Ésus savait qu'il faisait un rêve lucide. Une seconde auparavant, il s'était posée la question suivante : « Suis-je en train de rêver ? ».
Comme une évidence, la réponse lui était aussitôt apparue. Oui, il était bel et bien en train de rêver.
Ce détail l'arrangeait énormément, pour ne pas dire qu'il lui sauvait la vie. Car en effet, le jeune globe-trotter parti effectuer un road-trip seul aux États-Unis avait fîni par garer sa caravane non loin des Everglades.
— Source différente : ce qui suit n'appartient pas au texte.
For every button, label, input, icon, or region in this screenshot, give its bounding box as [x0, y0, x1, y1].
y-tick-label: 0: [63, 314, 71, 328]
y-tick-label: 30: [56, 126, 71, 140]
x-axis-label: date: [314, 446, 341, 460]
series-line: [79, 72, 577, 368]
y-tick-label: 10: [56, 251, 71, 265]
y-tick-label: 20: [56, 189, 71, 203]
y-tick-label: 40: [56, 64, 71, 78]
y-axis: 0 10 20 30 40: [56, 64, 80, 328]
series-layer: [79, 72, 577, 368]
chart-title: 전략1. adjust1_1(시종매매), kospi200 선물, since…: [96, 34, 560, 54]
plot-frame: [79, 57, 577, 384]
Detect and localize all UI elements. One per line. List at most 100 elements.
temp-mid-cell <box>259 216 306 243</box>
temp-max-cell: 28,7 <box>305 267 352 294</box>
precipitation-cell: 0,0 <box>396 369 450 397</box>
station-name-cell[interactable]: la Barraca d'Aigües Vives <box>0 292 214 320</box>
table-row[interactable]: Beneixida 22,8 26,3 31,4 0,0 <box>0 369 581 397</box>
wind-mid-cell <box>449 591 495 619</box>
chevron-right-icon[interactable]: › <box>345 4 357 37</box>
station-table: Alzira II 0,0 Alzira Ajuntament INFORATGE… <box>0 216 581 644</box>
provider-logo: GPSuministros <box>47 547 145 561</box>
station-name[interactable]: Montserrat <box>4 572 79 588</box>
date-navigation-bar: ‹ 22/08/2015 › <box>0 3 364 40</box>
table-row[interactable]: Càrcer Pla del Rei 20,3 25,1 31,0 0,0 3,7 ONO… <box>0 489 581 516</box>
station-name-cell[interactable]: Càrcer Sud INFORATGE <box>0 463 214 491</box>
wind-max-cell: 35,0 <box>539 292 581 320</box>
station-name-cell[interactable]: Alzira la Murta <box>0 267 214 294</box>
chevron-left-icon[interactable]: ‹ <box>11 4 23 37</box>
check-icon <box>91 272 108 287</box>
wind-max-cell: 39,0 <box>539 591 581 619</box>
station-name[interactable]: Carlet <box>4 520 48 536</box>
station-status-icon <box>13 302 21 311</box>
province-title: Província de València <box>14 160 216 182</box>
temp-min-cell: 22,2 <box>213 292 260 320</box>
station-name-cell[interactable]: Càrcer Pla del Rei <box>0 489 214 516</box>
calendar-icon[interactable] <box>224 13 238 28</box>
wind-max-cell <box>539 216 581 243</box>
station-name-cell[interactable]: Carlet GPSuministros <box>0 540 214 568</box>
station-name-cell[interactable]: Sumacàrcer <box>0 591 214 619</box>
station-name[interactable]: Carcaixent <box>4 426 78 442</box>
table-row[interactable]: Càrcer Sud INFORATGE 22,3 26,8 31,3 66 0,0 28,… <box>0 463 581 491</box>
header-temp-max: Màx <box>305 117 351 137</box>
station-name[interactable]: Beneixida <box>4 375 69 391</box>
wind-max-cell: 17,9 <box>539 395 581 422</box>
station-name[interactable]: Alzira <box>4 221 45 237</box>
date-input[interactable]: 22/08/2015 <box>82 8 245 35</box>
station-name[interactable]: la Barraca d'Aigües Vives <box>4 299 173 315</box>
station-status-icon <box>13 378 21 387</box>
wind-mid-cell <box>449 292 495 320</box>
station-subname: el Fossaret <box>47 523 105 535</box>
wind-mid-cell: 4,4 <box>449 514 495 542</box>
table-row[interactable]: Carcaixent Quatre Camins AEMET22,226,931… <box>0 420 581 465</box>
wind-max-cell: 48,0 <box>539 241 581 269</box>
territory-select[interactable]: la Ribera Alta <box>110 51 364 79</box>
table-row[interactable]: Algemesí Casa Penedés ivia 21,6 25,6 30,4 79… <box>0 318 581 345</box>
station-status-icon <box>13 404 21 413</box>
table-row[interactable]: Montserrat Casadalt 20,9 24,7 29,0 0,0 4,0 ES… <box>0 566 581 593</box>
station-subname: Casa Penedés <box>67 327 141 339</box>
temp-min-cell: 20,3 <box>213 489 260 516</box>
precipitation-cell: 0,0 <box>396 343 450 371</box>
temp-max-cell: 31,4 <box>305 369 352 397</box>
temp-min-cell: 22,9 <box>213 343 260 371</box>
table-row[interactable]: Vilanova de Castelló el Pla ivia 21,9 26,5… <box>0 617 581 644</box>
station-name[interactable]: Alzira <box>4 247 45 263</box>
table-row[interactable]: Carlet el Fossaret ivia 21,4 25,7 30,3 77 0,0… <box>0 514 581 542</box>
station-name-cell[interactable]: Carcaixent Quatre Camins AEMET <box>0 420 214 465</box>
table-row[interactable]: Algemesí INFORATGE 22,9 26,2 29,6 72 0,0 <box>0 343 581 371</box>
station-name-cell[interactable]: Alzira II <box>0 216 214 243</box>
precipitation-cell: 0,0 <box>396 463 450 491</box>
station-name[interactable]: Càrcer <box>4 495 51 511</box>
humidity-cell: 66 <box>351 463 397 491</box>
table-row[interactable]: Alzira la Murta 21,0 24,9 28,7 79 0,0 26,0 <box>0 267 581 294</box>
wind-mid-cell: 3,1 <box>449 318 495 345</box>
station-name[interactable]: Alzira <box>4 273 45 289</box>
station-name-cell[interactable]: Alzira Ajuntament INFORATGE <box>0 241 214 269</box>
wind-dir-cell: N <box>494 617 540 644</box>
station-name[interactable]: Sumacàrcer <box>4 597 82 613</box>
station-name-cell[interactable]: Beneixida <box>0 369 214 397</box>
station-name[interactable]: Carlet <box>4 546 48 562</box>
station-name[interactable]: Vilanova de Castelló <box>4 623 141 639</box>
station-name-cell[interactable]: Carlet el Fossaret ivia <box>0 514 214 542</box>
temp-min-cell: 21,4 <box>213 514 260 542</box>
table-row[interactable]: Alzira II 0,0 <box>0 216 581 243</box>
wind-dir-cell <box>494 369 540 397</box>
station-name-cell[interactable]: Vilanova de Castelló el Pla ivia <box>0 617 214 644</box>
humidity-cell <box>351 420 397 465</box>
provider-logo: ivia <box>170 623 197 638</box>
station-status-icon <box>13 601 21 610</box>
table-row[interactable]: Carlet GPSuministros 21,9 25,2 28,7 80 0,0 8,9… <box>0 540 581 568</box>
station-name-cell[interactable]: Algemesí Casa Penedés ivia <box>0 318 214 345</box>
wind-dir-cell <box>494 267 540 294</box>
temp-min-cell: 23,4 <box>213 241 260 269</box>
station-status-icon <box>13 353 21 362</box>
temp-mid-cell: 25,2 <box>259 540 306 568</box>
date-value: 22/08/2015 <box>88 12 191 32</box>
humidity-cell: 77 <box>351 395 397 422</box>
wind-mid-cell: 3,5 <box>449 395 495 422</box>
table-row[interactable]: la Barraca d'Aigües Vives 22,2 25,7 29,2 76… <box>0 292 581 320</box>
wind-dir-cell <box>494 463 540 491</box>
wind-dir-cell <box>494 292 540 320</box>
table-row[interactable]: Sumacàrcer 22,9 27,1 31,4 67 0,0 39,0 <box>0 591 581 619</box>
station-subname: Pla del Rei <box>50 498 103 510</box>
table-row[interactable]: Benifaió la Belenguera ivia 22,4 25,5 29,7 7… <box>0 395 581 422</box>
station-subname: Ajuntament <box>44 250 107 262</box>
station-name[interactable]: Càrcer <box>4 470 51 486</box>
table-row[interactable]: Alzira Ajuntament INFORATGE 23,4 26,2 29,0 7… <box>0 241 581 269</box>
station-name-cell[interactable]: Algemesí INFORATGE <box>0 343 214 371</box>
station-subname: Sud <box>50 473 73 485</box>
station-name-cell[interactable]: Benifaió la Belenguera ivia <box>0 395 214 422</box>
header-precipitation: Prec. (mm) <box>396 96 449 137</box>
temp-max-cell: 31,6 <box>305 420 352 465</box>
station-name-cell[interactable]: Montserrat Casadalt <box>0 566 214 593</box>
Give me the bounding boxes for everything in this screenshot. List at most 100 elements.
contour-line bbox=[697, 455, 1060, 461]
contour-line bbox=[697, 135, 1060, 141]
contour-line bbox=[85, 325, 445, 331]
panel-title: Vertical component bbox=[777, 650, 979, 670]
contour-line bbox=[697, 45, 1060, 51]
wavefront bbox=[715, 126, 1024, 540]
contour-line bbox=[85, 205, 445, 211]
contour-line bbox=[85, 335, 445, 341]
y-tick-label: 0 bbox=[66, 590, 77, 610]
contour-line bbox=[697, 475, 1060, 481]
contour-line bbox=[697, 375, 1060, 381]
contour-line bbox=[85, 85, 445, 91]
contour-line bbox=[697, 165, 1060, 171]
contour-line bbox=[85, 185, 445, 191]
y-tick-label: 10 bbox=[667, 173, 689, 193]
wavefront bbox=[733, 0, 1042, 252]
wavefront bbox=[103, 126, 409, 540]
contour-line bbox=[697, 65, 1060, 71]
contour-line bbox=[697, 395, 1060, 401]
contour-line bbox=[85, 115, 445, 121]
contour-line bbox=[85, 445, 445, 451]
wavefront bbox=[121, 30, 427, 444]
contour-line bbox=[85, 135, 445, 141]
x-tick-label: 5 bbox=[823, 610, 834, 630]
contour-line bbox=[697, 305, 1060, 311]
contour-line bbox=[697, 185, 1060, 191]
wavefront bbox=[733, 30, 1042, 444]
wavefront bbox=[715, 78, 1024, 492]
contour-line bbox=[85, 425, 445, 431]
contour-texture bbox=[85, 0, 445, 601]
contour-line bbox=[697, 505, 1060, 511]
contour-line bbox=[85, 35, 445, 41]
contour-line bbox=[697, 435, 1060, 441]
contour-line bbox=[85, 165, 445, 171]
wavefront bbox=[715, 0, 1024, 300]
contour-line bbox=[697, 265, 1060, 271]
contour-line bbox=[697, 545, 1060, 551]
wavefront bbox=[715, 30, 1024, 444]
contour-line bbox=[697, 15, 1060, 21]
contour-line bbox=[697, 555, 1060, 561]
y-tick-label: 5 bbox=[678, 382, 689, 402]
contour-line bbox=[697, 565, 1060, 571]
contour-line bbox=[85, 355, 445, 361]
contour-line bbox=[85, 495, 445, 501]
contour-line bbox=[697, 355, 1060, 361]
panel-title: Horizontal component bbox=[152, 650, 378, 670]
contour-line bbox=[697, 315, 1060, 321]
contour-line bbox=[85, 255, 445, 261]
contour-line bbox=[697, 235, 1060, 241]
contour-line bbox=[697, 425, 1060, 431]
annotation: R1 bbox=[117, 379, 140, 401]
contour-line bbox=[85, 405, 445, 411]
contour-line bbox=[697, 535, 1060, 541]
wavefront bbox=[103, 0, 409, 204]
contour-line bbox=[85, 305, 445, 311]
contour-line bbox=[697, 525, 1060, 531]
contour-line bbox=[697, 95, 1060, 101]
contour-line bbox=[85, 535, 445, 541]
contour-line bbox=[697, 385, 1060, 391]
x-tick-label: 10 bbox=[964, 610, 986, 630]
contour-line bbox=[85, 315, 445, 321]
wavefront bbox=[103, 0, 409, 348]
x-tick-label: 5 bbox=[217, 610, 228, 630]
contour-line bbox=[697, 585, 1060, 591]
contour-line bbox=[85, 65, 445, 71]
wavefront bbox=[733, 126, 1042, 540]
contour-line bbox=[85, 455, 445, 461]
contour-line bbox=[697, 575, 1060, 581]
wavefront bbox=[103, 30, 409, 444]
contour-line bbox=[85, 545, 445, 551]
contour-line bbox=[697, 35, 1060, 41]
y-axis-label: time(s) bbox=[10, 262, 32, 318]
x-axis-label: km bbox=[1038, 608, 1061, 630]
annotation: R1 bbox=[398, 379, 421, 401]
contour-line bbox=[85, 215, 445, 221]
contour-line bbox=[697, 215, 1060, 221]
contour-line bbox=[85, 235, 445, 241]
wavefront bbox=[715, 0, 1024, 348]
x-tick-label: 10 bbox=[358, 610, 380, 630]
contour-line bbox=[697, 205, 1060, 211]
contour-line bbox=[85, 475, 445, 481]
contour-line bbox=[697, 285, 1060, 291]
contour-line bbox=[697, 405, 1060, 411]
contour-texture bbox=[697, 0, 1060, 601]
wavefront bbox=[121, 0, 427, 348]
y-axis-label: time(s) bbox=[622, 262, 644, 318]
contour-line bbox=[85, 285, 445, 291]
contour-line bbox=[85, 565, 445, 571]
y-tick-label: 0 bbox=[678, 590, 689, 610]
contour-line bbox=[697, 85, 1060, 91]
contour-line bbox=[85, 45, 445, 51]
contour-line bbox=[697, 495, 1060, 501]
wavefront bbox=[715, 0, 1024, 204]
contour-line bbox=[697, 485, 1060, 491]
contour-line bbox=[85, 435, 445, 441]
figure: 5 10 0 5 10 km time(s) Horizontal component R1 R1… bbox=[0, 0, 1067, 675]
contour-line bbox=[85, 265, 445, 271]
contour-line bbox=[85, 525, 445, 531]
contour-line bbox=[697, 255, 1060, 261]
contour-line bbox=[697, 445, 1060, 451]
Là, l'étudiant en deuxième année de sciences politiques se voyait brûler une bonne partie des calories ingurgitées peu avant d'aller se coucher, cela en conséquence de la course-poursuite féroce que lui livrait un couple d'alligators.
Projetant en avant ses jambes minces et heureusement musclées, Ésus parcourait le sol marécageux des lieux en priant pour que ces bêtes sauvages repèrent une autre proie.
Ou encore mieux : qu'un homme armé - n'était-ce pas fréquent outre-Atlantique ? - abatte l'une puis l'autre de ces gigantesques créatures crocodiliennes à l'énorme mâchoire rectangulaire.
Il avait beau se douter qu'il se trouvait au beau milieu d'un monde virtuel, temporairement créé par son cerveau nécessiteux de charger ses batteries, la scène était effroyable.
Deux monstres dignes d'un mythe ancien ayant parcouru des millénaires ne le lâchaient pas d'une semelle.
On aurait dit que leur endurance était sans fin. Celle d'Ésus cependant commençait doucement mais sûrement à s'atténuer.
C'est dans ces moments-là - fort rares heureusement - qu'il bénissait les heures hebdomadaires passés à brûler ses quadriceps afin de conserver une silhouette athlétique.
En plus des alligators, c'est Riot, le chien de son voisin alcoolique qui possédait un goût prononcé pour la chasse à l'homme...
Jusqu'ici, Ésus était systématiquement sorti gagnant de ce petit jeu - qui n'en était pas un pour le jeune homme, surtout au vu de la forte stature du mastiff - et en ce moment même, il espérait bien qu'il en sera de même concernant ces deux abominations des marais.
L'étudiant n'osait même pas crier, car le moindre souffle, la moindre énergie lui semblait précieuse.
Le temps paraissait durer une éternité, voire pire, ne pas vouloir arrêter de se prolonger.
« Faites que je me réveille » pria le jeune homme de plus en plus épuisé.
Il s'imaginait en sueur dans le petit lit étroit de la caravane, rassuré à l'idée d'avoir échappé à ces satanés créatures imaginaires.
Cet élément le maintenait en vie : les alligators ne pouvaient pas être réels.
Ésus se le répétait encore et encore. Sujet aux paralysies du sommeil de plus en plus fréquemment depuis le début de ses études, l'amateur de sciences politiques avait habituellement le plus grand mal à se tirer de son repos nocturne.
Là, il en venait à espérer que son téléphone sonne, qu'un étranger vienne frapper à la porte, qu'un animal sauvage - tout sauf un crocodile ou un alligator - vienne buter contre son véhicule spécialement loué pour cet ambitieux périple.
Soudain, Ésus sentit son taux d'adrénaline rebondir dans ses veines.
Un troisième corps quadrupède frottant son ventre contre la gadoue avait rejoint le duo.